Nixon changed history

Thomas P M Barnett has earned my respect an analyst of the world. He says that President Richard Nixon is the one who caused the end of the cold war by opening up both the Soviet Union and China for trade. Reagan gets credit for mopping up, but Nixon, he says, caused the end. Russia was isolated with its own sphere of slave countries. No one could place a value on anything in the Soviet economy, because there was no exchange, so no comparison could be made. Once trade began, the people of Russia could see that the West was producing goods with quality and value. Then the comparisons began and the Soviet empire was shown to be impoverished. Indeed, Reagan's success by running the Soviet economy into the ground with the "Star Wars" arms race depended on Nixon also.
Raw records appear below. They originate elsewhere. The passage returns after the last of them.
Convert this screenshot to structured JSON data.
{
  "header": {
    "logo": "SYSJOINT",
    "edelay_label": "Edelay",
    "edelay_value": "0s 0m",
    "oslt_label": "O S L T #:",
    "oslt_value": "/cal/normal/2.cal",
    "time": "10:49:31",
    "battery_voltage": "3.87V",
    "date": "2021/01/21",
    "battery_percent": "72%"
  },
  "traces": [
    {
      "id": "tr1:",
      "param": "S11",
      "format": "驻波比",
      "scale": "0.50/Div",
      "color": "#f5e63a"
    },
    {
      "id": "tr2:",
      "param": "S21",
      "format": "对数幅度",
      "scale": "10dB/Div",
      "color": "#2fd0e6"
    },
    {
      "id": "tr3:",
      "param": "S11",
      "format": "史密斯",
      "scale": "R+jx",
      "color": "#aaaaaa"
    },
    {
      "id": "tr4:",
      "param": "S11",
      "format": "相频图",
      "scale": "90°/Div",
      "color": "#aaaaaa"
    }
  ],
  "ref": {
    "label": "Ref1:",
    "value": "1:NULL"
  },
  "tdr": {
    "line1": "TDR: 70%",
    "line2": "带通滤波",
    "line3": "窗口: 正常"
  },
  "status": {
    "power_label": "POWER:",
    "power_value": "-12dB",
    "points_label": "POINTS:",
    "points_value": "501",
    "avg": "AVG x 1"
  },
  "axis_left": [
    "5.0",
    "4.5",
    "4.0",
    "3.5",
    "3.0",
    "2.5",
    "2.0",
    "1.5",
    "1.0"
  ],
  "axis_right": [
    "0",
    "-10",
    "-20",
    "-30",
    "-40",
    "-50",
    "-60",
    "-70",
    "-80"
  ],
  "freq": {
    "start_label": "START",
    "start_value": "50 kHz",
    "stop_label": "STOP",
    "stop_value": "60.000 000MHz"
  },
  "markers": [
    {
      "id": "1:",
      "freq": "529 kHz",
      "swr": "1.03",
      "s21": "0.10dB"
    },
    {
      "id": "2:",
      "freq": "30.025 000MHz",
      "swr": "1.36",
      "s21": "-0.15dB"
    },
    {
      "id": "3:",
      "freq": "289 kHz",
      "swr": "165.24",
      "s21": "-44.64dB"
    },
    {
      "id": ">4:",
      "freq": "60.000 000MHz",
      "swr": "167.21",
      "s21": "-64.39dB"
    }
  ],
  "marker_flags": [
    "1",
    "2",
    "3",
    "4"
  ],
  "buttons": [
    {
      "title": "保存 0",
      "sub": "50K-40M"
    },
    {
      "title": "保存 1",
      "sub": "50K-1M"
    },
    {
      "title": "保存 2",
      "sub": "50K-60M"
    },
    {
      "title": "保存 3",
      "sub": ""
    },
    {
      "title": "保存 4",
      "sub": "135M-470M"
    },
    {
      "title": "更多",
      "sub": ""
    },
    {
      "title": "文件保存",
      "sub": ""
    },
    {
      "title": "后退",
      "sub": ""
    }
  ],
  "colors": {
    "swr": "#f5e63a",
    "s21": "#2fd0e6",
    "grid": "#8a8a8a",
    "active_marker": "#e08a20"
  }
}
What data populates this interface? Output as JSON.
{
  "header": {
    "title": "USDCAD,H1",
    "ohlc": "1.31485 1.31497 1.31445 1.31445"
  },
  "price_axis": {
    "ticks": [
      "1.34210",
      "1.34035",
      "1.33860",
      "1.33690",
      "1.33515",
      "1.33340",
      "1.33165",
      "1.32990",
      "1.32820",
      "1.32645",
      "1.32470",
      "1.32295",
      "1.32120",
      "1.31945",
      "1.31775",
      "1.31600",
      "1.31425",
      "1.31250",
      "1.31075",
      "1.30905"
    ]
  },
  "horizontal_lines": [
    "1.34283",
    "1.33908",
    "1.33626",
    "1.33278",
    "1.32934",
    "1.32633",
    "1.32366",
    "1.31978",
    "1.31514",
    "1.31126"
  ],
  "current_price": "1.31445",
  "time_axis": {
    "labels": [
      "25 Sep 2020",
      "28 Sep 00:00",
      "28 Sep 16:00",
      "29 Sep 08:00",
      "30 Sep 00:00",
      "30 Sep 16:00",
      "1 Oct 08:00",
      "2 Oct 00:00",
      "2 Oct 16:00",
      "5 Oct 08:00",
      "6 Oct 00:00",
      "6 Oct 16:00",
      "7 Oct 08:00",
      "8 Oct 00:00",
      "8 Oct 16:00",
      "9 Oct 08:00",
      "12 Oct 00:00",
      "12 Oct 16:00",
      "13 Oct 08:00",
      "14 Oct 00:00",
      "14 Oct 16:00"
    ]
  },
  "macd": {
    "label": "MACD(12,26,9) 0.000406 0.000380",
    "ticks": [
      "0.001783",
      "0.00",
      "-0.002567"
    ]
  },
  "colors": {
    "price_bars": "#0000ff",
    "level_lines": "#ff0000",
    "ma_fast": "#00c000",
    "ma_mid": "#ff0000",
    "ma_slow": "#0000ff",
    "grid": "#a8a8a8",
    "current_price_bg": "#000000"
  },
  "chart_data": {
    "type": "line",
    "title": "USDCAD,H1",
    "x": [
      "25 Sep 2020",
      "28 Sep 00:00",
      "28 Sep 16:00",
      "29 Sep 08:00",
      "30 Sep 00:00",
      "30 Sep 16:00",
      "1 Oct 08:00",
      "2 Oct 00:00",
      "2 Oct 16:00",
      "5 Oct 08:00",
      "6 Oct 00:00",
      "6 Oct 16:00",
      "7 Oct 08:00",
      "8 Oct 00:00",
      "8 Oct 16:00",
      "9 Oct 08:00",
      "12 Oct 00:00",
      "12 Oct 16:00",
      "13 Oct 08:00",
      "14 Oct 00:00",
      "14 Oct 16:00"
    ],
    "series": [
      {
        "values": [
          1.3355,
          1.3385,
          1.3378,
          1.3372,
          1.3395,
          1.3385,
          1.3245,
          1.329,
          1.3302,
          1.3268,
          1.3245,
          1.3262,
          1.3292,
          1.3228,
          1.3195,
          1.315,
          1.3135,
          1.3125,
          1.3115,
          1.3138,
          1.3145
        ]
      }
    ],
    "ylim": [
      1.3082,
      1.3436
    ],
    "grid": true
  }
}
He won when Gorbachov saw the Soviet Union could not afford to stay in the race. But, again, no comparison could be made without trade establishing comparative values. Barnett's column in the Knoxville News:
Even more important than setting the Cold War's trajectory toward our successful outcome, Nixon's opening up of China enabled that giant's eventual emergence as globalization's prime agent of economic change in the 21st century. Here, Nixon deserves serious credit as a formative influence on today's amazingly robust global economy, for without China's rise under Deng Xiaoping, globalization as we know it would not have been possible.